#ROHNation, welcome to another ROH TV episode recap. It feels like forever since we had Dalton Castle and Silas Young in their Fight Without Honor (five weeks now), and with the ROH production team on the road with the War of the Worlds tour (check out Dave’s thoughts on Global Wars), this week’s TV is a look back at Jay Lethal’s reign as TV and World champion over the last two years.
I’m a fan of Lethal and think his in-ring work is almost criminally underrated. It’s based heavily on his athleticism, and I think his selling and facials don’t get talked about a lot. He’s a pretty nuanced worker in fact. I wrote a bit about that here. I also voted him (and lost!) The Kevin Kelly Show interview of the year for 2015. He was great and worth a second link – check it out!.

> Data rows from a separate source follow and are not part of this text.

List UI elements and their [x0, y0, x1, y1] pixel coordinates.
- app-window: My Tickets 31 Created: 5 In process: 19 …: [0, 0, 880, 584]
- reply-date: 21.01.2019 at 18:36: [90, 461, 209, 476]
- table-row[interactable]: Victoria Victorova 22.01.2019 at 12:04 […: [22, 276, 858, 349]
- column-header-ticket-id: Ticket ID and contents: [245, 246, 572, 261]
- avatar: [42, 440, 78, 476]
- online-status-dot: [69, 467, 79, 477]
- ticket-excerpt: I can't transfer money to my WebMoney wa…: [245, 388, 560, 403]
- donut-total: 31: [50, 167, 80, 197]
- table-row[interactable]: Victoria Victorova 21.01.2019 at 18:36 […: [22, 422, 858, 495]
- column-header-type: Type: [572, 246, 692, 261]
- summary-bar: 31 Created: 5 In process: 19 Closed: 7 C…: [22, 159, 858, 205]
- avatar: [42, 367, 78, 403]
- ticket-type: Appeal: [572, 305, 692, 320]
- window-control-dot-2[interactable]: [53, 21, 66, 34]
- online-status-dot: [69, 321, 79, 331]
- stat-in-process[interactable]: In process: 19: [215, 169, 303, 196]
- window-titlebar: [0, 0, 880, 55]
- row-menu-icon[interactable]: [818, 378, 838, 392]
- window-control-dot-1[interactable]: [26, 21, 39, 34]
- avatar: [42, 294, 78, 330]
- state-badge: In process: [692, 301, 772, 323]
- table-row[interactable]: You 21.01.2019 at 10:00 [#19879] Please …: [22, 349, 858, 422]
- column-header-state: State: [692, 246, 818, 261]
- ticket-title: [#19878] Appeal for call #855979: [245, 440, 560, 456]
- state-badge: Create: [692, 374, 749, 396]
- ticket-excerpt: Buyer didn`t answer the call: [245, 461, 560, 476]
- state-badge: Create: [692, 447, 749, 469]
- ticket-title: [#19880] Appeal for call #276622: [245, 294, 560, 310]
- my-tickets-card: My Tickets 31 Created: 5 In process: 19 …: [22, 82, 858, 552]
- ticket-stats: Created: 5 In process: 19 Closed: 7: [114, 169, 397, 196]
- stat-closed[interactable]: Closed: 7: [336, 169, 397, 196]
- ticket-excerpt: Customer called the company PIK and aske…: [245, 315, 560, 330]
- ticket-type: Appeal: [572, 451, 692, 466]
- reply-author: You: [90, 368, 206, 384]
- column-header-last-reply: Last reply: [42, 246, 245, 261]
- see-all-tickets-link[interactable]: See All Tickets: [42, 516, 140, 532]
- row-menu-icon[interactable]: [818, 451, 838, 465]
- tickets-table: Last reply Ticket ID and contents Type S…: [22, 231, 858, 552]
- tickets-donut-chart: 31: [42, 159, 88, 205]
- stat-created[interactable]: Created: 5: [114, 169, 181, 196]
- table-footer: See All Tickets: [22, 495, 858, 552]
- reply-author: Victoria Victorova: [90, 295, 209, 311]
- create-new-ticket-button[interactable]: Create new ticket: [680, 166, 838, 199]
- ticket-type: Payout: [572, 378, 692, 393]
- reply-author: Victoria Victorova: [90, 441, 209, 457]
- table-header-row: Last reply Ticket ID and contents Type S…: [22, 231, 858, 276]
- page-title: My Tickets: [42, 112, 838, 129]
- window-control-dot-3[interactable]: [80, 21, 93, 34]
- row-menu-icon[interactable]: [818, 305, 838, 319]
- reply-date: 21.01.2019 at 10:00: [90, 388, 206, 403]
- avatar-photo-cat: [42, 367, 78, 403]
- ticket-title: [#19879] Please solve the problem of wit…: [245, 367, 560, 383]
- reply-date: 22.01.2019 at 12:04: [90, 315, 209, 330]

We start off with the close of this match against Tommaso Ciampa at Supercard of Honor 2014, where Jay aligns with Truth Martini. The Lethal Injection is a pretty panned move given how it has to be set up, BUT, here is a good example of Lethal kicking the leg out so Ciampa has a reason to be on the mat (and not just selling being groggy like you see almost every other time). I like that kind of set up!
Next up, portions of the 13th Anniversary match vs. Alberto El Patron (this show is available for Ringside members for free so worth seeking the uncut version) . Alberto’s brief run in ROH was built up for this payoff – a big PPV win for Lethal as he builds towards his World Title win later in 2015. Some quick takes here – ROH is fairly consistent in their foreign object spots in that, they’re always good false finishes but they never get the direct pin. In the Ciampa match it was the knee brace and here it is the book, and you buy that as the finish but Patron kicks out. Playing into the selling point I made earlier, Lethal sells the arm when he goes for the Lethal Injection so he can’t pop up. I mean he hit the move seconds later (after another book shot – hit him flush too) without issue but that was a cool bit of selling for a second there.
Next up we join the Jay Briscoe match from Best in the World last year. I went **** for the entire match. It’s a testament to both how fast they were moving and executing after almost 30 minutes. The lariats and really everything were so crisp and hard-hitting the entire match. After both guys kicked out of each other’s finisher, I thought they went the right route by having Lethal hit a Jay Driller on Briscoe into the second Lethal Injection to definitively move the title to Lethal while ending Briscoe’s fantastic streak of not being pinned. I don’t know how their rematch a year later can come close to living up to this. It was the best built match in the last couple years of ROH and was paid off tremendously.
Roderick Strong’s Glory by Honor TV title chance is up next and Lethal’s 18 month TV reign is over. While it seems odd to show the finish here with Lethal tapping out, they did set it up by noting how he did double work at All-star Extravaganza and was defending both belts all the time.
Onto Final Battle now and the match with AJ Styles. Last seven minutes shown here and this is HOT FIRE good. I liked going into this match that you had the real-life AJ back injury playing a part in the fan’s minds, plus a number of vocal fans figured there had to be a screwy finish given the politics involved. There was nothing of the sort here. Great spotlight to show, especially with AJ’s WWE status at the moment.
We close with Lethal’s World Title defense at the Honor Rising show against Tomoaki Honma. New content kind of! We are joined mid-commentary from KK and MWIII so it would appear they voiced over the entire show, not just segments used for TV. Makes sense from a DVD standpoint and was hoping it would happen, although they did a lot of shilling for the San Antonio and West Warwick shows mid-matches on previous TV, which would stick out on a commercial release (pretty dorky nit-picking by me honestly). Here we catch the last 5-6 minutes with Honma dominating with his multiple headbutts including a big diving headbutt from the top rope to the outside. Nothing here makes Lethal look very good. This match didn’t do the ROH title any favors either: we get a ref bump and then interference to set up the Lethal Injection and Lethal retaining.
Final thoughts: It’s tough as new real ROH TV is sorely missed at the moment and by all accounts, next week is another spotlight show. As an hour stand-alone mini-doc on Lethal in ROH over the last two years this was very effective however. Instead of the Honor Rising match, I would have mixed in some promos from the last two years as that’s an area Lethal really shines in and the point here after all is to showcase Lethal as the best.